Members of Royal Berkshire Fire Authority’s management committee agreed at a meeting on Tuesday that the proposed closure should be delayed for six months.

They had been recommended to agree to the proposed closure of the station in order to help the fire authority find savings of £422,000 from 2020/21.

The Wargrave fire crew had already been given one reprieve on the condition that they improved their availability to 60 per cent but they failed to achieve this.

Councillor Colin Dudley, who chaired the meeting, said it would not be practical to make a decision during the election campaign as the political parties were promising increased spending in the public sector.

Members also agreed to conduct a study into the benefit of a community safety hub in Wargrave, similar to the tri-service buildings in Crowthorne and Hungerford. This would house fire and rescue, ambulance and police services under one roof.

Cllr Dudley said: “As you can imagine, the crews were very disappointed that they had not managed to achieve the 60 per cent target, especially after the loss of two key members of staff.

“They asked if there was any way they could be given another year to meet this target but we already have very significant budget pressures and it would just not be possible without additional financial support.

“I have been working hard with colleagues at Wokingham Borough Council to find additional funding. I hope we can find a way to give the crew another six months to help them to reach the target.

“I would propose that we change the recommendation to the fire authority that we defer this closure until at least June 2020 to give them one final chance.”

The Victoria Road station, which opened in 1903 and is the oldest in Berkshire, has been under threat since April 2017, when the authority decided to close it to save costs.

The decision was deferred for 12 months as a result of a campaign by Wargrave residents and to see if availability could be brought up to 60 per cent.

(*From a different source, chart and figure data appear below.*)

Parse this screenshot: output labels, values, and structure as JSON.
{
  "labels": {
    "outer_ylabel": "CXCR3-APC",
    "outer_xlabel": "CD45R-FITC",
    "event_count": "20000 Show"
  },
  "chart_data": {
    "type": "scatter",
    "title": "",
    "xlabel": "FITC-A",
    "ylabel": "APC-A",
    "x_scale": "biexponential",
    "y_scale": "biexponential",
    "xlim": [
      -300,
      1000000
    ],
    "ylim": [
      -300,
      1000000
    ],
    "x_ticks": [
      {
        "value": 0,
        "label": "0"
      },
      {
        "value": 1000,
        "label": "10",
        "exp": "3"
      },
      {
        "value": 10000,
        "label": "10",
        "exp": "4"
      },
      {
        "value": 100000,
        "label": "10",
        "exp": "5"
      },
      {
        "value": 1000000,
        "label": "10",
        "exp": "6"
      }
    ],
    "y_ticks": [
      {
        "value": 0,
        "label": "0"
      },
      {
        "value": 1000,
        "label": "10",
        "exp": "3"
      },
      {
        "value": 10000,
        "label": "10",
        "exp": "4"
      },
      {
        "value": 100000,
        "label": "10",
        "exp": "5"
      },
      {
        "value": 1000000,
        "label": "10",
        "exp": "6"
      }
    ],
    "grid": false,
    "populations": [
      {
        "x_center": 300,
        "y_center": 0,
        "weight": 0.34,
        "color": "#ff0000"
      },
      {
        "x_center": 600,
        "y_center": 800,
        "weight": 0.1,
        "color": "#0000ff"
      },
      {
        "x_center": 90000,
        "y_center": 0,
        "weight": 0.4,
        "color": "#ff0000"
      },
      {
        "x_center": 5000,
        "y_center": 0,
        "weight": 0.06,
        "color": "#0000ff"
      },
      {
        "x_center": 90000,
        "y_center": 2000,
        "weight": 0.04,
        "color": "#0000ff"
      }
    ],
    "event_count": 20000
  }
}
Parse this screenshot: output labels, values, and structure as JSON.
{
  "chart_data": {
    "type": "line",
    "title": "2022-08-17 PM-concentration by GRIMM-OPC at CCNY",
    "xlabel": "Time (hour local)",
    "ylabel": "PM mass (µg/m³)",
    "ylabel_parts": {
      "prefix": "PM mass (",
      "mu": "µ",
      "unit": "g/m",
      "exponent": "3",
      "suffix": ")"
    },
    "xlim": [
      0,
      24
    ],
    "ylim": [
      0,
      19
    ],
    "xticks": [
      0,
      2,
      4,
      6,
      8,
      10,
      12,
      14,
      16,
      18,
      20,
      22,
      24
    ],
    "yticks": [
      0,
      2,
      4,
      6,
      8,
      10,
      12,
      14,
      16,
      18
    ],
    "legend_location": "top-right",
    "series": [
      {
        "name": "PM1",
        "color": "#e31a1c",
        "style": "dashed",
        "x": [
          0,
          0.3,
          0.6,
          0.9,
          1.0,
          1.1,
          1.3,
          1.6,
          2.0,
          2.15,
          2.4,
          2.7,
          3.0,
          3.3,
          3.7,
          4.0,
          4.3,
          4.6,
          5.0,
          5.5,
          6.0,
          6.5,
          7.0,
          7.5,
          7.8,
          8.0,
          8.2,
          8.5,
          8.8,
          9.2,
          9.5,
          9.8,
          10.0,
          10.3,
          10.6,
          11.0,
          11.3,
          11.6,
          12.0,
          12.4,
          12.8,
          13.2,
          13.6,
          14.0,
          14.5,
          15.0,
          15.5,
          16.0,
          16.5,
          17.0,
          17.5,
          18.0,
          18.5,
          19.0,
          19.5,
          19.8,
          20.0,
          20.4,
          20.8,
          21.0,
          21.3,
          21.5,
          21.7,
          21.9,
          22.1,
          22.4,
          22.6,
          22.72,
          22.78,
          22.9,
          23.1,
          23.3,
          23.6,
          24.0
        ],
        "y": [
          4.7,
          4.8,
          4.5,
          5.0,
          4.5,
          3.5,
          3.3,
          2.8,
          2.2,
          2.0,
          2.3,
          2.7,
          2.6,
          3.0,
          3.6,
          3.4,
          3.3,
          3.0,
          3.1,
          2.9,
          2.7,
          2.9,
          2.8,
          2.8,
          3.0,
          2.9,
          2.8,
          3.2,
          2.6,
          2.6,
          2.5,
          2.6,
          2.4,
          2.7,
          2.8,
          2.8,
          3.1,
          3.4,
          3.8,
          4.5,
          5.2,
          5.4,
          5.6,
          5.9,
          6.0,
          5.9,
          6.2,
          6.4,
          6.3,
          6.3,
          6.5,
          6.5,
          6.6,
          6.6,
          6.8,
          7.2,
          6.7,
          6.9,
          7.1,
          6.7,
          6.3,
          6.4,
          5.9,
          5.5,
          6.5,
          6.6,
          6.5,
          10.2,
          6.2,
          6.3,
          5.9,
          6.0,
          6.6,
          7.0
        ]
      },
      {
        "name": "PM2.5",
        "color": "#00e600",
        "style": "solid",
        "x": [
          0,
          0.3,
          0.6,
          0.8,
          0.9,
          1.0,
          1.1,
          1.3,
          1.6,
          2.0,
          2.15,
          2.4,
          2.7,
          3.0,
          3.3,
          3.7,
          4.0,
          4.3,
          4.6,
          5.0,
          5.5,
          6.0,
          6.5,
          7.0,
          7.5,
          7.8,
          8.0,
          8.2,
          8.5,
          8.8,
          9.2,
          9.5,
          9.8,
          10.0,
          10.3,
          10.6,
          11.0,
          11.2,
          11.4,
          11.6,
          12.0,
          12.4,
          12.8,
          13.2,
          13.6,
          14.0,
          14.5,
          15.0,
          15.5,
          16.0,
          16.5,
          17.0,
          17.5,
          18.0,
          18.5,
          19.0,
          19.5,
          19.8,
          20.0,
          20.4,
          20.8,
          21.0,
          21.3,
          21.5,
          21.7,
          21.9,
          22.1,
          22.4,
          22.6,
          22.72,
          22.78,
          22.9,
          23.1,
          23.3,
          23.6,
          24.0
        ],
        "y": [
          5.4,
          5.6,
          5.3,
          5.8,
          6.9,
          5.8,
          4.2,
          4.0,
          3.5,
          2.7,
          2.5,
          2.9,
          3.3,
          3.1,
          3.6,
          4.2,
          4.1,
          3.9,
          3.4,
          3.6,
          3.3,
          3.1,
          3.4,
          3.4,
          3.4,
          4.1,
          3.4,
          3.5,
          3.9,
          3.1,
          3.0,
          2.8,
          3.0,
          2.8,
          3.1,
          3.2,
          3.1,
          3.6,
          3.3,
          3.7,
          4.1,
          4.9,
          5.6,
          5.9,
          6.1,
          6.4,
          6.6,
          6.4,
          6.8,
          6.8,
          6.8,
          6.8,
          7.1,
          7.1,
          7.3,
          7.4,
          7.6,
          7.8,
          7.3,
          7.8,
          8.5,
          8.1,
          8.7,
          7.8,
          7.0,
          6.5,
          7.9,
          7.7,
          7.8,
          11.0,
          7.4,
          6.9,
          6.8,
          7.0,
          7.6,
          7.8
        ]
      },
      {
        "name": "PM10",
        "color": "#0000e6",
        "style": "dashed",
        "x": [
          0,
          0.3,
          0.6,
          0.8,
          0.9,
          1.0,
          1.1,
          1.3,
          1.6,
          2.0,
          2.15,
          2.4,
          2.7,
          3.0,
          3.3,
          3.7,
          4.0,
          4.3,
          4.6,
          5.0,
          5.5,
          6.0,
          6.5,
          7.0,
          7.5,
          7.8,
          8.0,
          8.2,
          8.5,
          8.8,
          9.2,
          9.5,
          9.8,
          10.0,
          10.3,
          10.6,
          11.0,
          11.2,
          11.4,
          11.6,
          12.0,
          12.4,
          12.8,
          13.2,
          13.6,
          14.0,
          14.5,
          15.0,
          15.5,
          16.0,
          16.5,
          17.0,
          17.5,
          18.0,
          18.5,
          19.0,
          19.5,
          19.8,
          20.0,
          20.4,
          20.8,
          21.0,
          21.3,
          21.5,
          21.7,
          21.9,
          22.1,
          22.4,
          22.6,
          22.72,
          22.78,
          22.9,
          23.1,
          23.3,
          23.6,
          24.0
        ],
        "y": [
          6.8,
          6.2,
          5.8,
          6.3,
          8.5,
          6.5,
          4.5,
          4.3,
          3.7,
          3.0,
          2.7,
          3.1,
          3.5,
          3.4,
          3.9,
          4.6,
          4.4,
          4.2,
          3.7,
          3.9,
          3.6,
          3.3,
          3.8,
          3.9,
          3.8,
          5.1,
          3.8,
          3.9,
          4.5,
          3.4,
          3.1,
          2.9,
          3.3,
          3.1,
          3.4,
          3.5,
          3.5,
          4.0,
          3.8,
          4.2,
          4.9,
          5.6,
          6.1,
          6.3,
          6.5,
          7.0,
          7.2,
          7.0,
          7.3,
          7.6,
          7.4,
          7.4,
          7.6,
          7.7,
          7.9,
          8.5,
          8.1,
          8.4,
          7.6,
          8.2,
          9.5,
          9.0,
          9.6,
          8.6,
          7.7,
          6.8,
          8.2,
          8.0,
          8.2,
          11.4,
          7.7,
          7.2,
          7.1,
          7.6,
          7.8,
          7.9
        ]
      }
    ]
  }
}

This was then extended for nine months in November last year.

The station, which is manned by retained firefighters, has a history of struggling to recruit and at one stage the crew’s availability was as low as 3.2 per cent. The fire service has a response target of 75 per cent within 10 minutes of a call being made to 999 and Wargrave contributes to less than 0.1 per cent of this figure.

Cllr Dudley said: “We have extended this once before and I think to extend it again shows that we on the fire authority are listening to the people of Wargrave.

“They have had a slight setback with two senior staff leaving and hopefully this extension period will give them enough time to train staff up to the required standard.”

Councillor Paul Gittings, said the station had “tremendous potential”.

He added: “Making a decision during an election period and before we know the implications of what is going to happen — with both major parties offering some kind of end to austerity — would be foolish.

“I welcome this change of heart and wish Wargrave the best of success in trying to reach an extremely challenging target.”